Para ele, o debate climático deve se basear em três pilares: a conservação da biodiversidade que ainda existe no planeta, o controle das emissões de carbono e a reabilitação dos ecossistemas. Para isso, no entanto, afirmou que é necessário conversar com outros grupos além daqueles atualmente presentes na COP.

"Temos que estender esse debate para fora da bolha ambiental e abrir para toda a comunidade. Acho que essas reuniões como a COP tinham que trazer todos os movimentos agrícolas — o agronegócio, os pequenos produtores tinham que estar aqui. Porque se tivermos que replantar árvores vai ter que ser nas propriedades privadas. A maior parte da terra hoje pertence a pessoas físicas e temos que tê-los conosco neste momento", defendeu.

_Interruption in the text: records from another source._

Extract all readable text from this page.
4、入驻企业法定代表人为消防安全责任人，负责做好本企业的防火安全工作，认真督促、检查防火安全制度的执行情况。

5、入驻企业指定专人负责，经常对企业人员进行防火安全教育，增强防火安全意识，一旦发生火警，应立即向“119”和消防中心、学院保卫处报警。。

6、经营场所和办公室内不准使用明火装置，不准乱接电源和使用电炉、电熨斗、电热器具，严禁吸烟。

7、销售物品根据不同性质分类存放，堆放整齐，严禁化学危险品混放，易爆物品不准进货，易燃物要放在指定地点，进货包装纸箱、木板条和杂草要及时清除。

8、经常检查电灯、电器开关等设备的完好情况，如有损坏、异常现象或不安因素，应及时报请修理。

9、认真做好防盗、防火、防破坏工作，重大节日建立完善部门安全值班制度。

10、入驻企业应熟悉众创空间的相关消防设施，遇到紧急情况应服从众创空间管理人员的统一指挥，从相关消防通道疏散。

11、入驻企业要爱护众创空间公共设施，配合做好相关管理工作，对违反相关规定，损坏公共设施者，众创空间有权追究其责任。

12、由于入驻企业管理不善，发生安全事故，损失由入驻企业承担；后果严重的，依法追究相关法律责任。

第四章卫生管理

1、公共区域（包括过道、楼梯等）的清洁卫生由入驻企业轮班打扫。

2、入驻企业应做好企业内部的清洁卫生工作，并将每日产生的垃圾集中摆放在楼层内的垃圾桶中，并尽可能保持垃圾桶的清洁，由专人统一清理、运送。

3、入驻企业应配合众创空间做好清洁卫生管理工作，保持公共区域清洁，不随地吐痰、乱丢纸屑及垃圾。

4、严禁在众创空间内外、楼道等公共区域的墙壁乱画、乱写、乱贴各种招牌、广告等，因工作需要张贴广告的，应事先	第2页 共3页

Lélia Salgado concordou e complementou: "Essa COP precisa mudar um pouco o caminho e trazer a conversa mais para dentro da realidade das pessoas. A realidade não é só fazer leis e definir o mercado de carbono — no final das contas, pagar pelo carbono e continuar as emissões não adianta nada. O que adianta é ter consciência e mudar o sistema de consumo. Essa mensagem deveria ser bem mais forte aqui".

O poder da arte

Fotos da exposição "Amazônia", de Sebastião Salgado, no estande do Brazil Climate Action Hub - Divulgação/Brazil Climate Action Hub  - Divulgação/Brazil Climate Action Hub
Fotos da exposição "Amazônia", de Sebastião Salgado, no estande do Brazil Climate Action Hub
Imagem: Divulgação/Brazil Climate Action Hub

Lélia também falou sobre o papel da arte na conscientização das pessoas sobre o meio ambiente. "A arte é uma informação que chega com emoção — as pessoas se emocionam com algumas pinturas, fotografia, música, poesia... Nossa exposição sobre a Amazônia traz a possibilidade de que todos entrem e vejam aquelas paisagens maravilhosas, que muitos não têm a oportunidade de ver, porque o acesso até elas é difícil. E eu acho que a arte tem que ser engajada. É muito importante que a gente desperte a vontade de ver e ler mais informações sobre esse tema", diz ela.

Na mostra "Amazônia", Sebastião Salgado traz o resultado de sua imersão na floresta, onde esteve trabalhando durante seis anos ao lado de diferentes comunidades indígenas para compor as obras.